Arne Gieshoff – Burr (World Première)

by 5:4

“You put structures in place, and then they kind of surprise you.” Words said by German composer Arne Gieshoff prior to the first performance of his orchestral work Burr. This seems entirely appropriate, since the piece takes its name and inspiration from burr puzzles, in which pieces of wood are arranged to form complex interlocking geometric shapes. In his piece, Gieshoff has sought less to suggest the geometry than the complexity, and perhaps also more than a little of the frustration that can arise when attempting to solve these puzzles. As such, the work’s six-minute duration veers unpredictably back-and-forth between episodes of energy and enervation.

The result of these wild oscillations is that each successive episode tends to sound more extreme than its siblings. So the more energetic passages, which begin the piece, progress from sounding muscular and flamboyant – an exercise in blatant showing-off – to a more desperate and confused kind of activity. The trumpets in particular, wonderfully busy in these sections, increasingly take on the quality of a bunch of mad birds chattering randomly away at each other all at once, while the percussion seem obsessed with filling their bars with ever more crashes and splashes. Another way of putting it, and it’s perhaps an odd word to use, is that there’s something dutiful about these episodes: gradually less about a simple display of energy than the compulsive need to appear to be energetic. It’s a subtle and fascinating shift.
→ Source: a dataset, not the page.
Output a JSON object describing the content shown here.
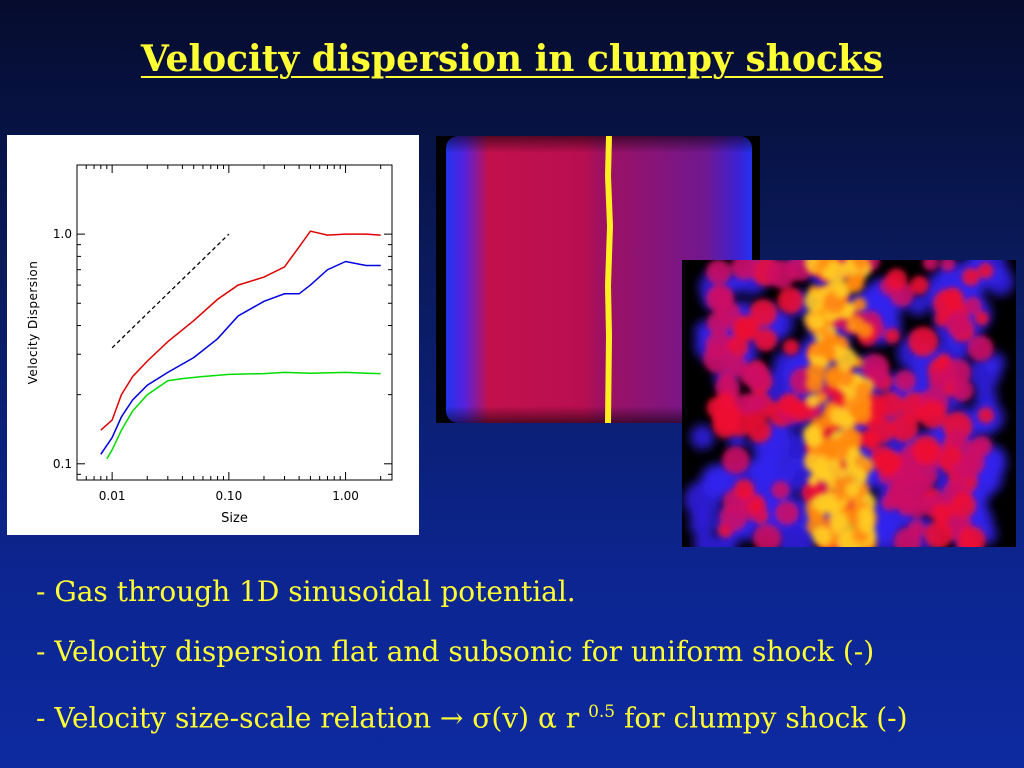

Interspersed with these are their polar opposite, sections where Gieshoff could hardly make the music more vague. Perhaps for that very reason, these are by far the work’s most mesmerising passages. Mumbles, rumbles and growls, with a curious sense of Shepard tone-esque rising running through the material, a strange hovering chord and a wraith-like melody combine to form a beautifully odd atmosphere. Its subsequent manifestations turn the piece even more inward, ominously undulating like a choir of dazed sirens, and, near the end, practically bringing the music to a halt with sparse splashes of sound heard in what appears to be encroaching darkness.
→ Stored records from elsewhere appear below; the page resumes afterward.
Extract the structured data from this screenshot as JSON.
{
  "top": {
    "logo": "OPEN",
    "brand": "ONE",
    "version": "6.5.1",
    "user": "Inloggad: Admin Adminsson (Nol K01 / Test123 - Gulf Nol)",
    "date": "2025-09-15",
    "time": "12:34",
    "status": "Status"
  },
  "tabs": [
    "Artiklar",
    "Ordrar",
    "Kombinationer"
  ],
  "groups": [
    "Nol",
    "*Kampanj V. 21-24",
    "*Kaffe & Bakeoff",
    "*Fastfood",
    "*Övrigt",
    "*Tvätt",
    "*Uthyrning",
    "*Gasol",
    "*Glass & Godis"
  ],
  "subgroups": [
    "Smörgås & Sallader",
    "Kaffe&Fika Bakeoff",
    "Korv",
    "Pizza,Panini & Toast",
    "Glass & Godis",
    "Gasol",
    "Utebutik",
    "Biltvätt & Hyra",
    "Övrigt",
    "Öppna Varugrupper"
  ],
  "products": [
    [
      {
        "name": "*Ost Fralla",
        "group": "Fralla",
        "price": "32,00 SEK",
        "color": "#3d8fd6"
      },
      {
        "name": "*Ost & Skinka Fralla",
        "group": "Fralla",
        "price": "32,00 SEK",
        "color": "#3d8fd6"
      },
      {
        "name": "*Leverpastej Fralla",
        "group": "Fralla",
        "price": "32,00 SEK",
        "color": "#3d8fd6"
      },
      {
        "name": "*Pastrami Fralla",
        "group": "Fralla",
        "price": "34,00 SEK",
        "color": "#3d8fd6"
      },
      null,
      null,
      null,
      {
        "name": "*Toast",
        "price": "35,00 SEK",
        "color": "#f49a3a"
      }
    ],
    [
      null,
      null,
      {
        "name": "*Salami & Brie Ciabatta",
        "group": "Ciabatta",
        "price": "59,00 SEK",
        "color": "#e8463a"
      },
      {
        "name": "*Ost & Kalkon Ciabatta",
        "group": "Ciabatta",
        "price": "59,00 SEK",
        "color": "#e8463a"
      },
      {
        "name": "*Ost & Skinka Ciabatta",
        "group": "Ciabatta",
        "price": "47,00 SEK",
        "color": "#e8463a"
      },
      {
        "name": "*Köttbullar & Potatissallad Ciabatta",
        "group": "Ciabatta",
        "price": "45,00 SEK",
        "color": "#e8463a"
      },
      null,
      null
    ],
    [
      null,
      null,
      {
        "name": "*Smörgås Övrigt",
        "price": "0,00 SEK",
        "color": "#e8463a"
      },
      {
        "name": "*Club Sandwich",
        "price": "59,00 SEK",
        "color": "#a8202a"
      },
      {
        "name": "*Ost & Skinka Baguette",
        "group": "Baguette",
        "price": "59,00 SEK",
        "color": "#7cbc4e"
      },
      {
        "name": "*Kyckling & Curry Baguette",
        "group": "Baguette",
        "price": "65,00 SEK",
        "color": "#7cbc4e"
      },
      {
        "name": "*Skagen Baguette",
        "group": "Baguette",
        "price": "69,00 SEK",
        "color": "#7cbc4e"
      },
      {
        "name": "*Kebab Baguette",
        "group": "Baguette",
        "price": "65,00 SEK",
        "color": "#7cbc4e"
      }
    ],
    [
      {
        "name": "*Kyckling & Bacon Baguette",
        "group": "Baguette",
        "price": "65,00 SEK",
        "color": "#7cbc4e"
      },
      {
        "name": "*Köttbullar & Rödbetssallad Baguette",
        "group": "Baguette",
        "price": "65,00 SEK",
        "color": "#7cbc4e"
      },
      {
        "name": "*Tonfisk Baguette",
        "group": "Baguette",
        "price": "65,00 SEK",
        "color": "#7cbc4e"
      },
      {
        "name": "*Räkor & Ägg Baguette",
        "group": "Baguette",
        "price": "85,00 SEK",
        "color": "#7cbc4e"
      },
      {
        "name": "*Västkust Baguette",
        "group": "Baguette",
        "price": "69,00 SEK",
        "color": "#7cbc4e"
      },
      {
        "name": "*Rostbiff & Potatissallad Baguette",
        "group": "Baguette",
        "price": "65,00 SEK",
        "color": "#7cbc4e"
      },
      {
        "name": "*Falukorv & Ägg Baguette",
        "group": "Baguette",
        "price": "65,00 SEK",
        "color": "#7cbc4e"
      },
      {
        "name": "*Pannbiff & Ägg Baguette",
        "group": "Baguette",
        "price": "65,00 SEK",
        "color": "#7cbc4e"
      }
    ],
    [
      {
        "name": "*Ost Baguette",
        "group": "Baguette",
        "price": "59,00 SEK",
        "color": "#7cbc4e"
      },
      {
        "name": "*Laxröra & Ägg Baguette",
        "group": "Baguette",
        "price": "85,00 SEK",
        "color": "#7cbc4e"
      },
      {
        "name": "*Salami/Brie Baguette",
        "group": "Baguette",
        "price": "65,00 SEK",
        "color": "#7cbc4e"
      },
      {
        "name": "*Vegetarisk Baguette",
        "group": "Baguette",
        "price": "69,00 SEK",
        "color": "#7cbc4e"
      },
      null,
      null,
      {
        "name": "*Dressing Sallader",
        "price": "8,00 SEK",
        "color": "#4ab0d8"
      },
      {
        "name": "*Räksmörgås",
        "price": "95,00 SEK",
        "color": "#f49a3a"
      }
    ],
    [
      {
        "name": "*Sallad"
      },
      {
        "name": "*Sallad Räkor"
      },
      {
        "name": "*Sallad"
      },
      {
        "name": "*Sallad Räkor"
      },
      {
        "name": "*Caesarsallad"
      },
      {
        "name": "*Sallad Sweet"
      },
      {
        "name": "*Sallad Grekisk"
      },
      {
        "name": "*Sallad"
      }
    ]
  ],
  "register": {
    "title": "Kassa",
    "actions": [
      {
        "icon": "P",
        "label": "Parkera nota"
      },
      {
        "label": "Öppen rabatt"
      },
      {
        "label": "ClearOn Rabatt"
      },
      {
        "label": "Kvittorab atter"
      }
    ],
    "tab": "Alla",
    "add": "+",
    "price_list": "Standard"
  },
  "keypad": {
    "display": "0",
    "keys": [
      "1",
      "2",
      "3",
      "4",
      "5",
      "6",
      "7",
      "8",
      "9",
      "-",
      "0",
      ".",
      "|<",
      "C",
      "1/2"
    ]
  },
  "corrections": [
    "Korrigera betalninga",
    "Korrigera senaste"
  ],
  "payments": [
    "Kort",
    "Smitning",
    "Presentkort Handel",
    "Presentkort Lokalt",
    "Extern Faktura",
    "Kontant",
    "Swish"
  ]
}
And then there are the leftfield twists along the way: a short-lived procession of grotesquery, all chirp and crunk and weirdness that eventually gets taken over by a bass clarinet; and the strange kind of suspension with which the piece comes to an end, neither powerful nor fragile but a mix of whisps and drones that, quite appropriately, brings the work to an entirely inconclusive end. Maybe this particular puzzle doesn’t get solved, but the attempt is exhilarating.

The world première of Burr took place in January 2019, performed by the London Philharmonic Orchestra conducted by Marin Alsop.